Eccovi un altro video (in inglese doppiato in francese) preso da YouTube.
Di cosa parlano tra loro due scrittori di questo calibro? Di sicuro non dei libri in corso. Parlano di cinema, politica, baseball (molto baseball…), ma non di libri work in progress.
L’intervista a due continua poi lasciando loro raccontare quando e come sono arrivati a New York, città che ha plasmato (e influito) non poco le loro scritture. Ci sono arrivati giovani, Auster a 18 e Rushdie a 23 anni, e si sono lasciati travolgere dalla vita culturale di quei tempi.
I due autori si sono incontrati ben venticinque anni prima, attraverso il figlio di Auster che, dopo aver letto un libro di Rushdie, gli ha scritto. E, come post scriptum, ha aggiunto: “Saluti da mio papà”.

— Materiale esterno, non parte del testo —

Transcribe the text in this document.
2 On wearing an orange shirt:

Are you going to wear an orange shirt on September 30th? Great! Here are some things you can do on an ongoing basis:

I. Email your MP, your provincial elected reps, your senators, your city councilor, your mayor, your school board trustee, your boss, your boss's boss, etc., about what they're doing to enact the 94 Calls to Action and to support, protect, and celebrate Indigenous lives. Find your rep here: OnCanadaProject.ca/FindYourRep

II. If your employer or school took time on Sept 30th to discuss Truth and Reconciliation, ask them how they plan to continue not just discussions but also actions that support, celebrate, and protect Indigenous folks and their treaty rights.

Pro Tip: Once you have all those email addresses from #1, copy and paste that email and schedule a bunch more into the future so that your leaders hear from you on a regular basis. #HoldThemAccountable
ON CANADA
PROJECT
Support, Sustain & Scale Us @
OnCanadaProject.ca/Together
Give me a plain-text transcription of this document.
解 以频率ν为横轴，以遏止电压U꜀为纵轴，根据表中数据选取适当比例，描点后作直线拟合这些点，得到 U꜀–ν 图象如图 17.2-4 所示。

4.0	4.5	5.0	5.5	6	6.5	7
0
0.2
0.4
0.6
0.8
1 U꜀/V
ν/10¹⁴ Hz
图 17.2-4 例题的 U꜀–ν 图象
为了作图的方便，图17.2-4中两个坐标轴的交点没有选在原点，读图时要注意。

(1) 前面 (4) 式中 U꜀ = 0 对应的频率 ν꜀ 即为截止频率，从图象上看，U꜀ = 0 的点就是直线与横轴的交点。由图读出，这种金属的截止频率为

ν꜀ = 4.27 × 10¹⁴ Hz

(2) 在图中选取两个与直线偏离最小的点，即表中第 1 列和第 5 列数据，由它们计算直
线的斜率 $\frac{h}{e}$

C’è da dire che Paul Auster è stato uno dei sostenitori più attivi di Rushdie, ai tempi della fatwa: Auster era professore a Princeton e ha organizzato importanti adunate per sensibilizzare l’opinione pubblica sulla situazione dell’autore indiano che doveva vivere sotto scorta (per chi è interessato ai dettagli, trovate la storia di Rushdie, scritta da lui medesimo, in “Joseph Anton”).
Altra domanda: cosa piace a Auster della scrittura di Rushdie? Auster menziona la lunghezza delle frasi, il fatto che a volte tornano su se stesse, che sono un viaggio nella lingua inglese. E Rushdie ringrazia Proust…
Infine, domanda a Rushdie: quale è la cosa più importante quando si scrive un libro?
Dargli attenzione. Se gli si dà attenzione, il libro ricambierà il favore e vi svelerà i suoi segreti.